Case ID: ky_9/html/0061-01.html
Source: Caselaw Access Project
Author: {"author": "Judge Rowan", "license": "Public Domain", "url": "https://static.case.law/"}
Date Created: 2024-08-24T03:29:51.129683

WM. BERRY & al. appellants, vs. WM. TRIPLETT’S h’s. appellees.
    
    
      On an appeal from a judgment of the Mason circuit court.
    At a term subsequent to the rendition of a judgment, the court can correct clerical errors, but not alter of modify the judgment—Vide ante Bramblett's h'rs vs. Pickett's h's, ac.
    21 Oct. 1819.
   Judge Rowan

delivered the opinion of the court.

A verdict and judgment had been obtained in ejectment in the name of Doe on the demise of Triplett’s heirs, against the appellants. The plaintiff, at a subsequent term, upon notice given to defendants, moved the court for a writ of habere facias possessionem—the court awarded the writ, and directed the following endorsement to be made thereon, “for the use of Lewis C. Kercheval.” The defendants filed their bill of exceptions, and prayed an appeal.

The court is alledged to have erred —1st. In awarding the writ of habere &c. at a term subsequent to the one at which the judgment was rendered; and 2d, In directing the endorsement thereon. That a court cannot alter, or vary essentially, at a subsequent, the final judgment of a former term, is a wise and well settled rule of law; errors in the clerical part of it may be corrected—but the errors must be exclusively clerical The appellants have misapplied this rule to the order of the court awarding the writ of possession. When the judgment of the court was pronounced, and the term expired, the plaintiff might, at any time thereafter, within a year and a day, as matter of right, have taken out his writ of possession; and what he had a right to demand and obtain from the clerk without application to the court, the court, upon application, had a right to grant. The order was supernumerary, and of course unnecessary, it was at worst but declaratory of the plaintiff’s right, and mandatory to the clerk their officer. It did not affect, alter or vary the judgment, and of course was an act which might have been done or omitted, alike innocently; unless in the case where the clerk should refuse to issue the writ, in which case it would be error in the court to refuse to make an order upon their clerk to perform that duty.

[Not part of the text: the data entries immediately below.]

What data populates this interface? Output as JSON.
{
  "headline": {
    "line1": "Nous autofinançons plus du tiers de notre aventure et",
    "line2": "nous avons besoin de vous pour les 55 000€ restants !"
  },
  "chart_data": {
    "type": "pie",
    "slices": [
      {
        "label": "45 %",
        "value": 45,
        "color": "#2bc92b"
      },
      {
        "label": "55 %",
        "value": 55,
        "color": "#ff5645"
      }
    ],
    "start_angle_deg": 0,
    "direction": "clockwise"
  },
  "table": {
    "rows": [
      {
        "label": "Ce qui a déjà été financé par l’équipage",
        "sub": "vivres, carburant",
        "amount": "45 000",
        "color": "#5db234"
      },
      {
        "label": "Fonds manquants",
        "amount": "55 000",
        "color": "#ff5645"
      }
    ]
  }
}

An hab. fa. may be ordered at a term subsequent to the judgment.

An endorsement to whompossession is to be delivered, may be ordered at a subsequent term.

As to the endorsement upon the writ, it may be observed, that in the execution of the judgment in ejectment, as in the case of every other execution, the officer to whom it is confided is under the supervision and control of the court whence the execution emanated, any errors committed by the officer in the country in the effectuation thereof, may and ought to be corrected by the court in a summary manner upon motion of the party agrieved thereby. If this, court can make remedeal orders to correct errors which may have intervened, they may, a fortiori, make cautionary orders to prevent their intervention and promote the real justice of the case. The plaintiff may endorse upon his execution to whom the amount thereof shall be paid by the sheriff: so in the case of ejectment he may endorse upon the writ of habere, &c. to whom the possession shall be delivered the sheriff. The defendant in neither case can object: The defendant in neither case can be injured. In the first case the money must be collected from, and of course paid by, the defendant to the sheriff before the endorsement can operate, before he can pay it to the third person according to the endorsement. So in the second—the case of ejectment—the defendants must be put out before the sheriff can deliver possession to the third person pursuant to the endorsement on the writ. This endorsement, made by order of the court upon the writ, must, like every other judicial act, be presumed to be right until the contrary is shewn: it must be considered as a cautionary act on the part of the court, directed to and intended to operate upon their ministerial officer, in furtherance of the justice of the case; an act of which the plaintiffs only (and not the defendants) have a right to complain. The matter alledged by the defendants, and embodied in their bill of exceptions, is of that sort which, if available at all, could only be used availingly by them upon the trial of the ejectment; or in a bill in chancery to obtain relief from the judgment therein.

Bibb for appellant, Pope for appellees.

The judgment of the court below must be affirmed with costs.